Above: The Rhode Island Democratic Party
I’ve talked before about how the Rhode Island Democratic Party is an out of control dumpster fire. In a 1-party state, being a Democratic politician means nothing more than “I want power.” That’s how you have the Rhode Island Democratic Party borrowing legislation from Oklahoma banning municipalities from setting their own minimum wages. It’s also how you have an open racist as the Speaker of the House.
One of Rhode Island’s most powerful Democrats doesn’t believe that “white privilege” exists. In a recent interview with the Providence Journal, Nicholas Mattiello, the state’s speaker of the House, said that that racial disparities are simply due to African-Americans’ and other minority groups’ failure to “take advantage” of the opportunities available to them.
Mattiello was invited to discuss racial issues with a panel from The Providence Journal, which is producing an extensive series on race in Rhode Island. He told the panel that, before he was asked that question, he had never thought of the phrase “white privilege.”
Mattiello was responding to an op-ed previously published in The Providence Journal by David R. Carlin, the former Democratic Senate Majority Leader, which argued that racial disparities were the result of “appallingly dysfunctional subculture that is pervasive among the black lower classes.”
This subculture fosters attitudes that lead to astronomical rates of out-of-wedlock births, millions of fathers who give little or no support to their children, high rates of crime and violence, high levels of drug abuse, a poor work ethic and very poor academic achievement. Unless this subculture is eradicated, we may expect that great numbers of blacks will live in misery.
Mattiello said he wasn’t sure about the phrase “subculture,” but seemed to agree with the overall point — namely, that “white privilege” doesn’t exist and that there is a “breakdown” within minority communities that explains racial disparities.
“You have to find ways to get the community to access and to take advantage of [opportunity]. Some people do, but not enough do. And there’s a reason why they don’t, and that’s something that I quite frankly don’t understand, and I need help with that,” Mattiello said.
Mattiello said that education was “the great equalizer” but dismissed criticisms that Rhode Island schools were effectively segregated. “I would say that it’s not segregated, it’s just that it reflects the population that it serves… I don’t know that you start busing people and so forth.”
“I don’t see racism because that’s not how I live my life… But I’ve never seen it because it’s not the way I live. And I’ve never been the victim of it,” Mattiello added.
Well, I guess he at least admits that racism might exist. But of course he’s not racist because no one is racist in 2015 except for people who believe that white privilege might exist or people who voted for Obama and therefore support the war on whites. Meanwhile those black people are just lazy and the state’s significant segregation just happens because white people like to live next to white people and black people choose to live that way.

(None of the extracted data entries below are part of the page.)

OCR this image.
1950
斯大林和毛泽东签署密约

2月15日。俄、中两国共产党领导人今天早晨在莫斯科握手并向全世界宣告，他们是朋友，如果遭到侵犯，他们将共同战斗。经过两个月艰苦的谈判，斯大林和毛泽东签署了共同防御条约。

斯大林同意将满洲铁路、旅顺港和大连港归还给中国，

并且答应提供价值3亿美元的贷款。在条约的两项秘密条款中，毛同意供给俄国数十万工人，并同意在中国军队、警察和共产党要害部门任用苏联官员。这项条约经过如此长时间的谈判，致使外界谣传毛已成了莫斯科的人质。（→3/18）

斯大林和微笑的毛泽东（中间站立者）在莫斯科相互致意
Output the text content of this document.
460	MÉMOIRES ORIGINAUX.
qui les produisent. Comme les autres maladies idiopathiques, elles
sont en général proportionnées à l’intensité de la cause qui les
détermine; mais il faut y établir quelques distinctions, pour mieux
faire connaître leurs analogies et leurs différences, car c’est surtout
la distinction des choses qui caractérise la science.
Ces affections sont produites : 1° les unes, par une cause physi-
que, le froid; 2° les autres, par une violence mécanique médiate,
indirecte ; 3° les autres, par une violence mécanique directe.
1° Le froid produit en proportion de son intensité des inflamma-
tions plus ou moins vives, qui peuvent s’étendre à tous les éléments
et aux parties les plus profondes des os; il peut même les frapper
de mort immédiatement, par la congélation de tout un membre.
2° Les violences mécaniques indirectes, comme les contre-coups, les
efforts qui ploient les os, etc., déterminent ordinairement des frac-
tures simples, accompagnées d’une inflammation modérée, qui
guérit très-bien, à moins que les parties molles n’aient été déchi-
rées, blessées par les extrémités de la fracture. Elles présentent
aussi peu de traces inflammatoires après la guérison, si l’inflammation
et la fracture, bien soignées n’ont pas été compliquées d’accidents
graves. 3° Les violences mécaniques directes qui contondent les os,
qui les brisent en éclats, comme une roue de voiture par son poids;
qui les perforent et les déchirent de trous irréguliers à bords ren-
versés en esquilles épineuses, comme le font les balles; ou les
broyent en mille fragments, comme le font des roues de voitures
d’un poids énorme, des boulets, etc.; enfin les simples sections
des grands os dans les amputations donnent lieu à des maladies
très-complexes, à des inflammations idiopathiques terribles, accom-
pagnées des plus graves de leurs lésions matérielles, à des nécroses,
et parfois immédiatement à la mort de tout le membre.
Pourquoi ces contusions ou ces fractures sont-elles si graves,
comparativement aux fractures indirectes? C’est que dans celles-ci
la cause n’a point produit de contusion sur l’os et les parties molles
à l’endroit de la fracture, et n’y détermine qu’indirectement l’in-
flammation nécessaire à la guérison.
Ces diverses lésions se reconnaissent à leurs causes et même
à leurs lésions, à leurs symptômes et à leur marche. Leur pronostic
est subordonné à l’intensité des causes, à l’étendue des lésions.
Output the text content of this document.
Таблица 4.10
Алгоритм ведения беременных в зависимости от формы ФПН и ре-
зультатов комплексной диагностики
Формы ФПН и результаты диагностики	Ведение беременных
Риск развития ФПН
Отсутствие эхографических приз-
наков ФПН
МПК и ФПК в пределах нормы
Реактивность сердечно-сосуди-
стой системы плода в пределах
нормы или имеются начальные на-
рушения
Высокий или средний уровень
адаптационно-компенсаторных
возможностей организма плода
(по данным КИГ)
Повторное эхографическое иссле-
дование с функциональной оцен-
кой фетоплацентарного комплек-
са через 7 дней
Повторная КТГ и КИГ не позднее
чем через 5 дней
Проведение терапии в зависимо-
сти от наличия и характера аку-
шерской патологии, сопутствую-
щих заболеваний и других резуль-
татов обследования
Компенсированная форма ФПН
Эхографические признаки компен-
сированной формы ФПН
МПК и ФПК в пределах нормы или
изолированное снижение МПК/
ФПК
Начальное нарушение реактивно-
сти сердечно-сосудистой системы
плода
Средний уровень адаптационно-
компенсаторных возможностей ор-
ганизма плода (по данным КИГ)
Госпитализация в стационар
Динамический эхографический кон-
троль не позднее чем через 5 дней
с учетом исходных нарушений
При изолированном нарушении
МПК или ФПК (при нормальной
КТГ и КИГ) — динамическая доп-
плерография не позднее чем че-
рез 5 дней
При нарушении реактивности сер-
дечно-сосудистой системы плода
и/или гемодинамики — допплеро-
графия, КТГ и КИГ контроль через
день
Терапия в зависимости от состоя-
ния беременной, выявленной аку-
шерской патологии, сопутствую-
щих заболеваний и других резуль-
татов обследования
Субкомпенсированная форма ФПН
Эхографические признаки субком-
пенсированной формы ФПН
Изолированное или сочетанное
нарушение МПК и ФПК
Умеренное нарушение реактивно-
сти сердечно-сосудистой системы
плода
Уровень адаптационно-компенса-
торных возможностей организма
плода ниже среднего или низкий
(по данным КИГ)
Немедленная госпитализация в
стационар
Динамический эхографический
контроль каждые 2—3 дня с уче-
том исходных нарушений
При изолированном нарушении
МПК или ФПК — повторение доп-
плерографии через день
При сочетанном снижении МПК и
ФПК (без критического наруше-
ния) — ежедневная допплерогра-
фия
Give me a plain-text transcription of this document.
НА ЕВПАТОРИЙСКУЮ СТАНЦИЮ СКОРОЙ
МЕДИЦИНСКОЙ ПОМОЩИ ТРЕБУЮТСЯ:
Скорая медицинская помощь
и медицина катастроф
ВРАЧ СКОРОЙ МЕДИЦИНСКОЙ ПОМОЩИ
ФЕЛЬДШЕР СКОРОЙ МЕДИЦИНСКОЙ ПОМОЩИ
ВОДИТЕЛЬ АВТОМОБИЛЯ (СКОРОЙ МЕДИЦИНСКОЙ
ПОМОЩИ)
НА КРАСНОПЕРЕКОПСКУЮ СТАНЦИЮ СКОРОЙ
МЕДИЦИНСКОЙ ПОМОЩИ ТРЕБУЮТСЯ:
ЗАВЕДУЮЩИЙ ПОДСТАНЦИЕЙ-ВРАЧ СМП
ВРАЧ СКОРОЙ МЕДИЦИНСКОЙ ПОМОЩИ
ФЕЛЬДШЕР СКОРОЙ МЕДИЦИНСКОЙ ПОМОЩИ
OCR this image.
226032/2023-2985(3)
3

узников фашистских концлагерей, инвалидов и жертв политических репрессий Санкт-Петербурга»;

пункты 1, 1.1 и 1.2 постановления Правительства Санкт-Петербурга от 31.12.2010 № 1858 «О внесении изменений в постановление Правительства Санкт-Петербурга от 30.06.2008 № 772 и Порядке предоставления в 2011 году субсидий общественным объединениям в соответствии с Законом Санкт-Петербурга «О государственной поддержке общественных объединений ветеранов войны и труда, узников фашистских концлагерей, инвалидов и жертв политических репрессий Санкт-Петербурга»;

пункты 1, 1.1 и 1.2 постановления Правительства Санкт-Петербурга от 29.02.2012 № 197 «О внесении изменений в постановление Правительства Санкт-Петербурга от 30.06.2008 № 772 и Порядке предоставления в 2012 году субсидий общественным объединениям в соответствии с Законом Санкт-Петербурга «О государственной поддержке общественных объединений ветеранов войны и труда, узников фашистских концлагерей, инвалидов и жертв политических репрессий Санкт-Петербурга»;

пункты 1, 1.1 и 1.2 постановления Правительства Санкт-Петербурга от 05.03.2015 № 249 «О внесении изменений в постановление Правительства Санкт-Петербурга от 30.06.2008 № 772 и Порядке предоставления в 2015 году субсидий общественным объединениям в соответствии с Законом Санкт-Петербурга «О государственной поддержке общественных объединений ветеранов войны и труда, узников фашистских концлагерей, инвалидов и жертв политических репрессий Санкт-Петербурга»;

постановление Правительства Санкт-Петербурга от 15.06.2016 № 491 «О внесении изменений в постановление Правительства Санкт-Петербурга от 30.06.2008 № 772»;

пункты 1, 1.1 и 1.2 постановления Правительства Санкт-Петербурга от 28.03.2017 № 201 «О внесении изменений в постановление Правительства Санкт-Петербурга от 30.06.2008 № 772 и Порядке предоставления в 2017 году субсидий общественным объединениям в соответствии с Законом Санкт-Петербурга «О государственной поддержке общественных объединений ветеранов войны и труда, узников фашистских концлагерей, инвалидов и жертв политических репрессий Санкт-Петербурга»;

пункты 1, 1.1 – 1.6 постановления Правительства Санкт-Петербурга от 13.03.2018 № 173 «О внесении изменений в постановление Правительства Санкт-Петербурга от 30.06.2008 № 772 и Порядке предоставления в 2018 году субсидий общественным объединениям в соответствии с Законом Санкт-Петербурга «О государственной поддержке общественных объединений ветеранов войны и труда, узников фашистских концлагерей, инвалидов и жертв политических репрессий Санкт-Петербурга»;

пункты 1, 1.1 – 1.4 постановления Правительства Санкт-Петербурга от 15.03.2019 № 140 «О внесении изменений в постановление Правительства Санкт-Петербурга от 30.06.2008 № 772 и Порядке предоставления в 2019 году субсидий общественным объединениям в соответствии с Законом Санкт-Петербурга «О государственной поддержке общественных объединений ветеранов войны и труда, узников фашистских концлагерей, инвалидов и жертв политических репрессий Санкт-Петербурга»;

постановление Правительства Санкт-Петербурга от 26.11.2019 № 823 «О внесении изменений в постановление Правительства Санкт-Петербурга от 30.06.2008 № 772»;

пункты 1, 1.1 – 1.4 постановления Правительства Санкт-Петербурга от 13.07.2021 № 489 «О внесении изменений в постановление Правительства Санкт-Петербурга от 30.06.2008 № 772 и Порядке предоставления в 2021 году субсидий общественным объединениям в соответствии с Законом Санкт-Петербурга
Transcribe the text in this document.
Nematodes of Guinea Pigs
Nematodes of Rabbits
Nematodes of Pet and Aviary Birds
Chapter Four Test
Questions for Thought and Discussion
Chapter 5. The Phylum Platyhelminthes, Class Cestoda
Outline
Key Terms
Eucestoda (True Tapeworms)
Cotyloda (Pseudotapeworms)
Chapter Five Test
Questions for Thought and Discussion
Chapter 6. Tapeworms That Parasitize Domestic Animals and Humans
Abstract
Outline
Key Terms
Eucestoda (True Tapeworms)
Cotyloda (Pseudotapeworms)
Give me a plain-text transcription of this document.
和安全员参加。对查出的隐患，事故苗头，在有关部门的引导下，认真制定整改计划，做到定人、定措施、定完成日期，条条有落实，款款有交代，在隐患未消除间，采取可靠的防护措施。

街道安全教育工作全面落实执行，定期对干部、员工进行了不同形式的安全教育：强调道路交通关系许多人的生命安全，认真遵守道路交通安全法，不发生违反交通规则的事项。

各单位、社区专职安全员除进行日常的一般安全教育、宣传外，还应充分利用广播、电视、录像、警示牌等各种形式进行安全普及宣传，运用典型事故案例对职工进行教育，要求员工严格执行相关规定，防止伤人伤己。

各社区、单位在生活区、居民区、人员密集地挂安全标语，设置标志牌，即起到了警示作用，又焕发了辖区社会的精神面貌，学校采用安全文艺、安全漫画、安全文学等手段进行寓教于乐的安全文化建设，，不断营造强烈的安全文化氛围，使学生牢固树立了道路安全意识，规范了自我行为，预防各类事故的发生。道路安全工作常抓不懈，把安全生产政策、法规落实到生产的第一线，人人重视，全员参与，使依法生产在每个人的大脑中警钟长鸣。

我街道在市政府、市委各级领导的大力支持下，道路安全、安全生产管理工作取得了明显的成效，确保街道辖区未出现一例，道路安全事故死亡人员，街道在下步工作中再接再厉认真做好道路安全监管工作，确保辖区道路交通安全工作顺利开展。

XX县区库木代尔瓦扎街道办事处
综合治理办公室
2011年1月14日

My disdain for third parties is well-known, but really it’s a different beast on the state level. In Rhode Island, with the Republican Party a non-entity at the local level in most districts and the Democrats who do get elected (not all, but a sizable number including Mattiello) essentially Republicans themselves in Democratic clothing, there really isn’t any reason not to at least try to primary these people. While I remain skeptical that building a state-level third party is a good use of resources because, like on the federal level, the energy that goes into the party-building could be better spent on issue-based campaigning, one can certainly make a much better case for it in Rhode Island than nationally.